SADECE MİDENİN DEĞİL BÜTÜN ORGANLARIN ORUÇ TUTMASI GEREKİR
İnsanın orucundan umduğu manevi lezzeti alabilmesi ve günahlarının affolunması için, sadece midesinin değil, tüm organlarının affolunması için, sadece midesine değil, tüm organlarına oruç tutturması gerekir. Yani insan, nefsinin bitmek tükenmek bilmeyen isteklerine karşı koyup öfkesini yenebilmeli ve eline, ayağına, diline, gözüne, kulağına, kalbine, düşüncesine oruç tutturabilmelidir. Diğer insanlara zarar vermekten, onları rahatsız etmekten kaçınmalı, herkesle ve özellikle kendisiyle iyi geçinmelidir.
ORUÇLU İKEN YÜZÜNÜZ ASIK OLMASIN
İbn-i Mesud (ra): "Allah Resulü (sav) oruçlu günümde tertemiz ve başı taranmış olmamı vasiyet etti ve buyurdu ki: Oruçlu gününde, sakın yüzü asık olma!" "Nice oruçlu kimseler vardır ki oruçtan nasibi, sadece açlık ve susuzluktur. Çünkü bu tür insanlar dedikodu eder, hak yer, zulüm ederler.
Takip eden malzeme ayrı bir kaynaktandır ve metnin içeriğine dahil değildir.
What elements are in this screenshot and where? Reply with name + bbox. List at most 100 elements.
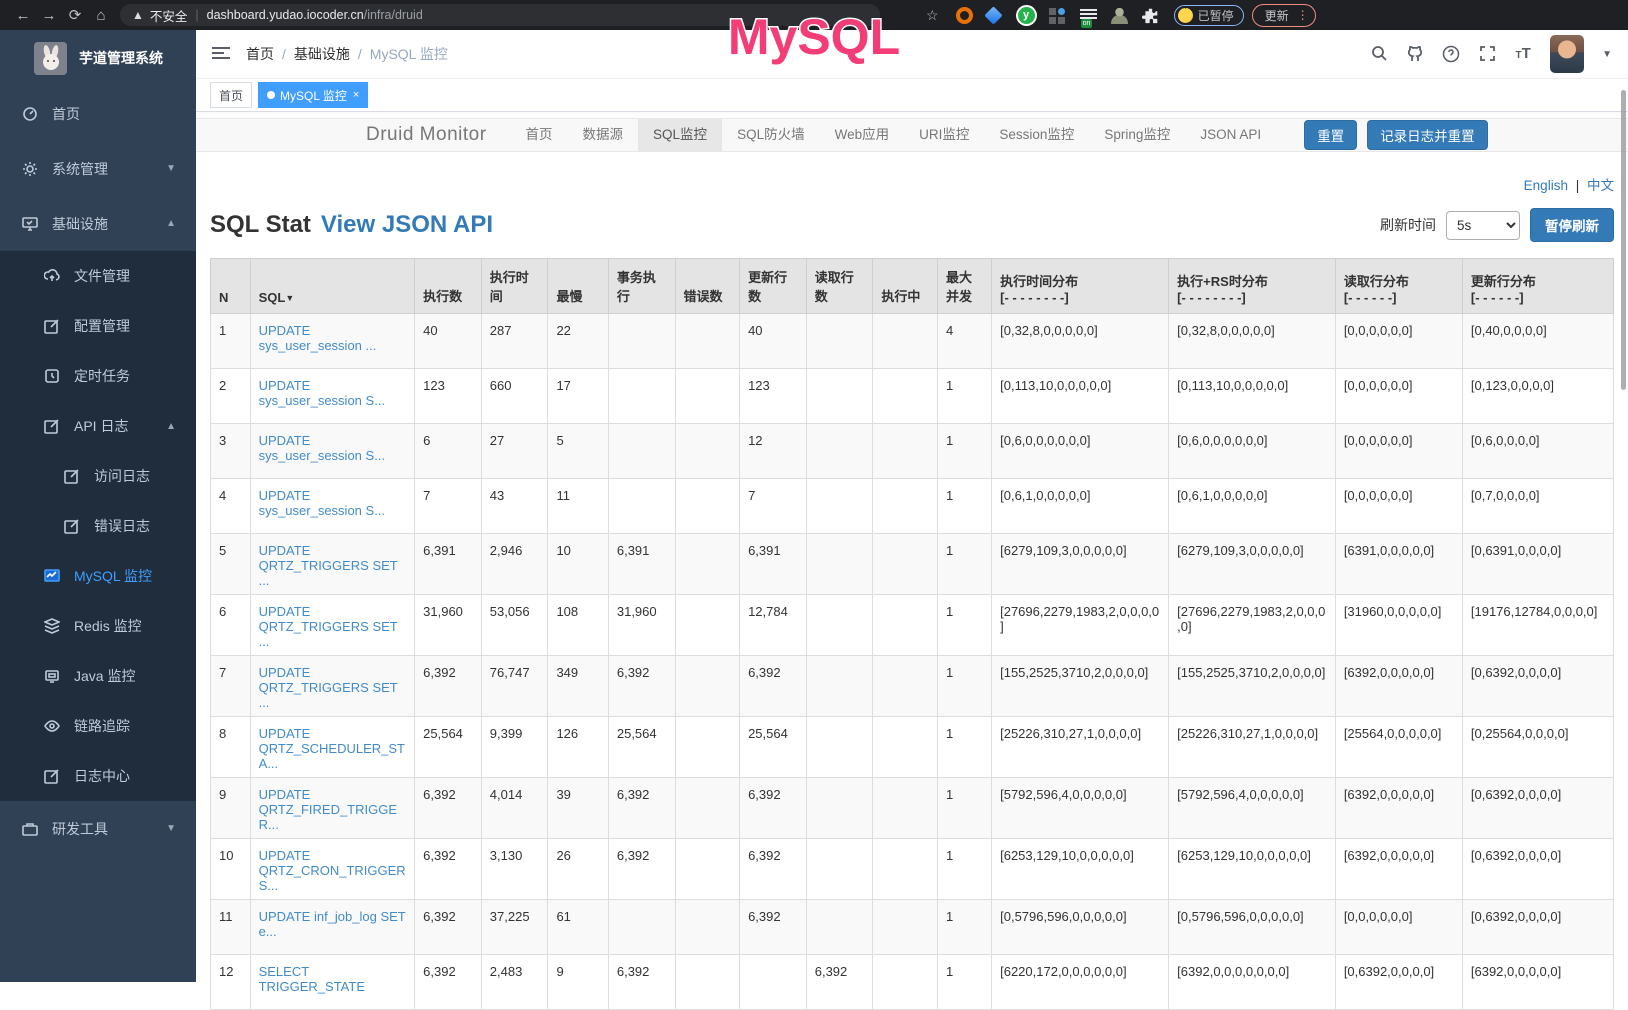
druid-tab-sql[interactable]: SQL监控 bbox=[638, 118, 722, 152]
extension-person-icon[interactable] bbox=[1111, 7, 1128, 24]
col-tx-exec[interactable]: 事务执行 bbox=[608, 259, 675, 314]
sql-link[interactable]: UPDATE QRTZ_TRIGGERS SET ... bbox=[259, 604, 398, 649]
fullscreen-icon[interactable] bbox=[1478, 45, 1496, 63]
sidebar-item-api-log[interactable]: API 日志 ▲ bbox=[0, 401, 196, 451]
back-icon[interactable]: ← bbox=[10, 7, 36, 24]
tag-home[interactable]: 首页 bbox=[210, 82, 252, 108]
col-read-rows[interactable]: 读取行数 bbox=[806, 259, 873, 314]
col-errors[interactable]: 错误数 bbox=[675, 259, 740, 314]
cell-read-row-dist: [0,0,0,0,0,0] bbox=[1335, 424, 1462, 479]
sql-link[interactable]: UPDATE inf_job_log SET e... bbox=[259, 909, 406, 939]
paused-extension-badge[interactable]: 已暂停 bbox=[1174, 5, 1244, 26]
sidebar-item-config[interactable]: 配置管理 bbox=[0, 301, 196, 351]
reset-and-log-button[interactable]: 记录日志并重置 bbox=[1367, 120, 1488, 150]
sql-link[interactable]: UPDATE QRTZ_TRIGGERS SET ... bbox=[259, 665, 398, 710]
sql-link[interactable]: UPDATE sys_user_session S... bbox=[259, 488, 385, 518]
forward-icon[interactable]: → bbox=[36, 7, 62, 24]
reset-button[interactable]: 重置 bbox=[1304, 120, 1357, 150]
sidebar-item-mysql-monitor[interactable]: MySQL 监控 bbox=[0, 551, 196, 601]
col-exec-count[interactable]: 执行数 bbox=[415, 259, 482, 314]
lang-chinese-link[interactable]: 中文 bbox=[1587, 178, 1614, 193]
sql-link[interactable]: UPDATE sys_user_session S... bbox=[259, 433, 385, 463]
kebab-menu-icon[interactable]: ⋮ bbox=[1297, 8, 1309, 22]
tag-mysql-monitor[interactable]: MySQL 监控 × bbox=[258, 82, 368, 108]
sidebar-item-system[interactable]: 系统管理 ▼ bbox=[0, 141, 196, 196]
scrollbar-thumb[interactable] bbox=[1621, 90, 1626, 390]
extensions-puzzle-icon[interactable] bbox=[1142, 7, 1159, 24]
chrome-update-button[interactable]: 更新 ⋮ bbox=[1252, 4, 1316, 27]
druid-tab-home[interactable]: 首页 bbox=[511, 118, 568, 152]
col-running[interactable]: 执行中 bbox=[873, 259, 938, 314]
sql-link[interactable]: UPDATE QRTZ_CRON_TRIGGERS... bbox=[259, 848, 406, 893]
cell-max-concurrent: 1 bbox=[937, 900, 991, 955]
page-title: SQL Stat bbox=[210, 211, 311, 239]
sql-link[interactable]: UPDATE sys_user_session S... bbox=[259, 378, 385, 408]
col-exec-time[interactable]: 执行时间 bbox=[481, 259, 548, 314]
sidebar-item-file[interactable]: 文件管理 bbox=[0, 251, 196, 301]
sidebar-item-infra[interactable]: 基础设施 ▲ bbox=[0, 196, 196, 251]
sidebar-item-redis-monitor[interactable]: Redis 监控 bbox=[0, 601, 196, 651]
col-sql[interactable]: SQL▼ bbox=[250, 259, 415, 314]
sidebar-item-java-monitor[interactable]: Java 监控 bbox=[0, 651, 196, 701]
col-max-concurrent[interactable]: 最大并发 bbox=[937, 259, 991, 314]
sidebar-item-error-log[interactable]: 错误日志 bbox=[0, 501, 196, 551]
druid-tab-session[interactable]: Session监控 bbox=[984, 118, 1089, 152]
extension-gem-icon[interactable] bbox=[984, 6, 1002, 24]
font-size-icon[interactable]: TT bbox=[1514, 45, 1532, 63]
lang-english-link[interactable]: English bbox=[1524, 178, 1568, 193]
refresh-interval-select[interactable]: 5s bbox=[1446, 211, 1520, 240]
extension-squares-icon[interactable] bbox=[1049, 7, 1066, 24]
sidebar-item-job[interactable]: 定时任务 bbox=[0, 351, 196, 401]
sql-link[interactable]: SELECT TRIGGER_STATE bbox=[259, 964, 365, 994]
search-icon[interactable] bbox=[1370, 45, 1388, 63]
view-json-api-link[interactable]: View JSON API bbox=[321, 211, 493, 239]
sidebar-item-dev-tools[interactable]: 研发工具 ▼ bbox=[0, 801, 196, 856]
cell-exec-count: 6 bbox=[415, 424, 482, 479]
hamburger-icon[interactable] bbox=[212, 47, 230, 61]
user-menu-caret-icon[interactable]: ▼ bbox=[1602, 49, 1612, 60]
bookmark-star-icon[interactable]: ☆ bbox=[926, 7, 939, 24]
druid-tab-wall[interactable]: SQL防火墙 bbox=[722, 118, 820, 152]
extension-donut-icon[interactable] bbox=[956, 7, 973, 24]
cell-n: 3 bbox=[211, 424, 251, 479]
breadcrumb-home[interactable]: 首页 bbox=[246, 44, 274, 64]
cell-read-rows bbox=[806, 534, 873, 595]
col-update-row-dist[interactable]: 更新行分布[- - - - - -] bbox=[1462, 259, 1613, 314]
col-exec-time-dist[interactable]: 执行时间分布[- - - - - - - -] bbox=[992, 259, 1169, 314]
sidebar-item-access-log[interactable]: 访问日志 bbox=[0, 451, 196, 501]
sidebar-item-home[interactable]: 首页 bbox=[0, 86, 196, 141]
extension-list-icon[interactable]: on bbox=[1080, 7, 1097, 24]
breadcrumb-infra[interactable]: 基础设施 bbox=[294, 44, 350, 64]
github-icon[interactable] bbox=[1406, 45, 1424, 63]
extension-green-icon[interactable]: y bbox=[1018, 7, 1035, 24]
sql-link[interactable]: UPDATE sys_user_session ... bbox=[259, 323, 377, 353]
cell-max-concurrent: 1 bbox=[937, 595, 991, 656]
cell-read-row-dist: [0,0,0,0,0,0] bbox=[1335, 314, 1462, 369]
col-n[interactable]: N bbox=[211, 259, 251, 314]
druid-tab-jsonapi[interactable]: JSON API bbox=[1185, 118, 1276, 152]
close-tag-icon[interactable]: × bbox=[353, 89, 359, 101]
col-slowest[interactable]: 最慢 bbox=[548, 259, 608, 314]
help-icon[interactable] bbox=[1442, 45, 1460, 63]
home-icon[interactable]: ⌂ bbox=[88, 7, 114, 24]
druid-tab-uri[interactable]: URI监控 bbox=[904, 118, 984, 152]
col-read-row-dist[interactable]: 读取行分布[- - - - - -] bbox=[1335, 259, 1462, 314]
druid-logo[interactable]: Druid Monitor bbox=[366, 124, 487, 146]
col-exec-rs-dist[interactable]: 执行+RS时分布[- - - - - - - -] bbox=[1169, 259, 1336, 314]
app-logo-row[interactable]: 芋道管理系统 bbox=[0, 30, 196, 86]
reload-icon[interactable]: ⟳ bbox=[62, 6, 88, 24]
col-update-rows[interactable]: 更新行数 bbox=[740, 259, 807, 314]
druid-tab-spring[interactable]: Spring监控 bbox=[1089, 118, 1185, 152]
sidebar-item-tracing[interactable]: 链路追踪 bbox=[0, 701, 196, 751]
cell-update-row-dist: [0,40,0,0,0,0] bbox=[1462, 314, 1613, 369]
sql-link[interactable]: UPDATE QRTZ_SCHEDULER_STA... bbox=[259, 726, 405, 771]
tags-view: 首页 MySQL 监控 × bbox=[196, 79, 1628, 112]
avatar[interactable] bbox=[1550, 35, 1584, 73]
druid-tab-webapp[interactable]: Web应用 bbox=[820, 118, 905, 152]
cell-n: 10 bbox=[211, 839, 251, 900]
pause-refresh-button[interactable]: 暂停刷新 bbox=[1530, 208, 1614, 242]
sql-link[interactable]: UPDATE QRTZ_TRIGGERS SET ... bbox=[259, 543, 398, 588]
druid-tab-datasource[interactable]: 数据源 bbox=[568, 118, 639, 152]
sql-link[interactable]: UPDATE QRTZ_FIRED_TRIGGER... bbox=[259, 787, 397, 832]
sidebar-item-log-center[interactable]: 日志中心 bbox=[0, 751, 196, 801]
Oruçtan nasip alamazlar." "Oruçlu eğer yalan sözü ve başkalarını kandırmayı bırakmazsa Allah'ın onun yemesini, içmesini bırakmasına ihtiyacı yoktur.
RAMAZAN AYINDA BUNLARA DİKKAT EDELİM
Ramazan ayında denize girenlerin giyim kuşamlarına dikkat etmeleri gerektiğini belirten ünlü ilahiyatçı, "Ordaki kıyafetimiz orucun, oruçlunun ruhuna uygun olmalı" şeklinde konuştu.
Oruçluya mekruh olan hususlar
1) Bir şeyi dilinin ucuyla gereksiz yere tatmak
2) Lüzumsuz yere bir şey çiğnemek
3) Sakız çiğnemek
4) Kendisinden emin olmayan bir kişinin hanımını öpmesi
5) Tükürüğü ağızda bırıktırıp yutmak
6) Kan aldırmak
7) Kendini zayif düşüreceğini tahmin ettiği yorucu bir işte çalışmak
8) Ağzına su alıp çalkalamak
Oruçta Kazayı Gerektiren Durumlar
1. Taş, toprak, çakıl taşı, demir, bakır, altın gümüş gibi madenleri yutmak.
2. Boğaza huni ile bir şey akıtmak.
3. Başkasının zorlaması sebebiyle oruç bozmak.
4. Uyurken boğazına birisi tarafından su dökülmek.
5. Unutarak yiyip içtikten sonra, orucum bozuldu zannıyla bilerek yiyip içmek.
6. Sahur vakti geçtiği halde, geçmedi zannıyla sahur yemek.
7. Boğaza kaçan yağmur, kar veya doluyu istemeyerek yutmak.
8. Abdest alırken boğazına veya burna su çekerken genzine hata ile suyun kaçması.
9. Güneş battı, iftar oldu zannıyla oruç bozmak.
10. Kan yutmak
İLK SAHURA HAZIR MIYIZ?
Cuma gecesi sahura kalkacağız inşallah. Ramazan başlıyor. Af, mağfiret, hidayet zamanı, siz ona gitmeden o size geldi. Kapınızdan içeri girmek istiyor. Siz ev sahibi, ramazan ise misafir. Kapınızı ramazana açın. Ramazana karşı cömert olun. Hoş geldin ey ramazan deyin. Gel ve beni yıka, temizle. Günahlarımı affettirmeme vesile ol deyin.
♦ İnsanlarla ramazana girmeden helalleşin.
♦ Küs iseniz barışın. Dostlarınızı arayın.
♦ Ramazanlarını kutlayın. Ramazana girmeden, ramazanı unutanlara ramazanı hatırlatın.
♦ İnsanlara tebessüm edin. Kavgayı, ayrıyı, gayrıyı kaldırmaya çabalayın.